Mengapa 27 Monyet NASA Dibunuh Dalam Satu Hari

Jakarta, CNN Indonesia –

Administrasi Penerbangan dan Antariksa Amerika Serikat (NASA) dilaporkan telah membunuh 27 orang monyet dalam satu hari melalui eutanasia. Aksi tersebut dilakukan di sebuah laboratorium di California, AS, pada 2019.

Eutanasia adalah praktik merampas kehidupan manusia atau hewan dengan cara yang dianggap tidak menimbulkan rasa sakit atau menyebabkan rasa sakit minimal, biasanya dengan memberikan suntikan yang mematikan.

Launching The Guardian, sebuah dokumen melampirkan informasi bahwa seluruh monyet mati karena obat-obatan yang diberikan oleh peneliti NASA di pusat penelitian Ames di Silicon Valley, California, pada 2 Februari 2020.



NASA membunuh semua monyet karena mereka sudah tua dan 21 di antaranya menderita penyakit Parkinson.

Tindakan NASA tersebut pun menuai kritik serius dari banyak pihak.
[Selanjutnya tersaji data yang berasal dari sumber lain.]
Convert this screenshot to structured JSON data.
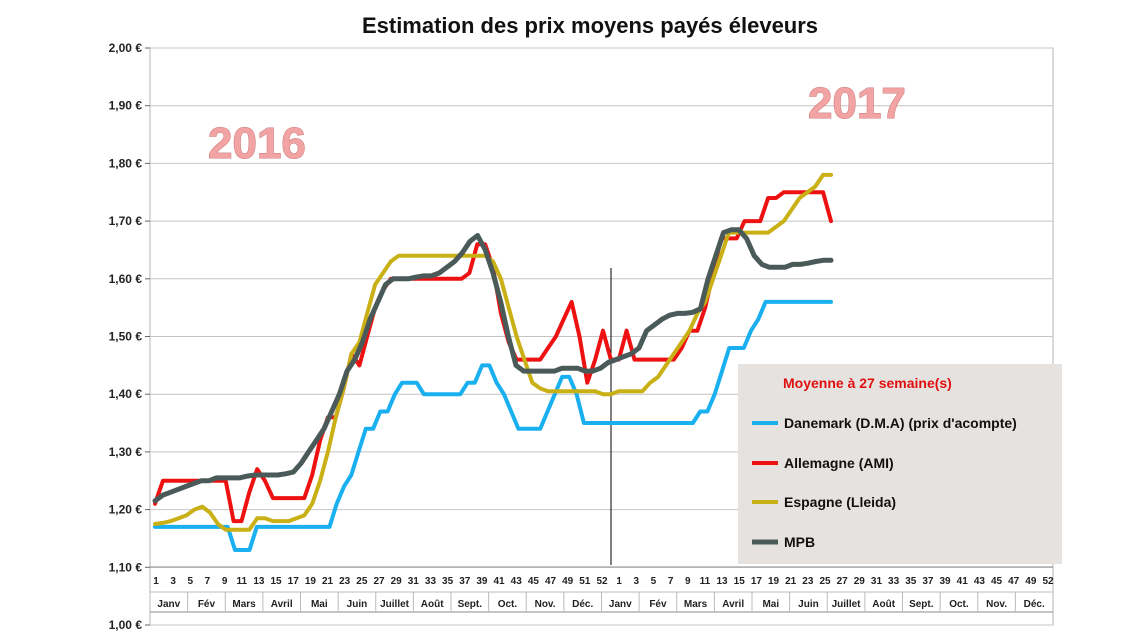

Mereka mempertanyakan mengapa NASA tidak memindahkan semua monyet ke tempat penampungan lain.

Perwakilan parlemen AS Kathleen Rice telah menulis kepada Jim Bridenstine, administrator NASA, menuntut penjelasan atas kematian tersebut.

Meluncurkan Futurisme, semua monyet yang mati diketahui telah dirawat oleh perusahaan riset obat LifeSource BioMedical. Hewan-hewan itu dilaporkan bukan bagian dari penelitian apa pun.

Menurut CEO LifeSource BioMedical Stephanie Solis, pihaknya hanya merawat hewan yang diserahkan NASA. Bahkan, perusahaan menggunakan anggarannya sendiri untuk menyediakan tempat dan makanan bagi semua monyet.

“Hingga usia lanjut dan kesehatan yang menurun mengakibatkan keputusan untuk melakukan eutanasia secara manusiawi untuk menghindari kualitas hidup yang buruk,” kata Solis.

Padahal, sudah lama ada upaya untuk menghentikan penggunaan primata dalam penelitian laboratorium. Namun, upaya tersebut hingga kini belum berhasil.

Pada 2017 misalnya, 76.000 primata digunakan oleh peneliti biomedis AS, menurut data yang dirilis oleh Departemen Pertanian AS.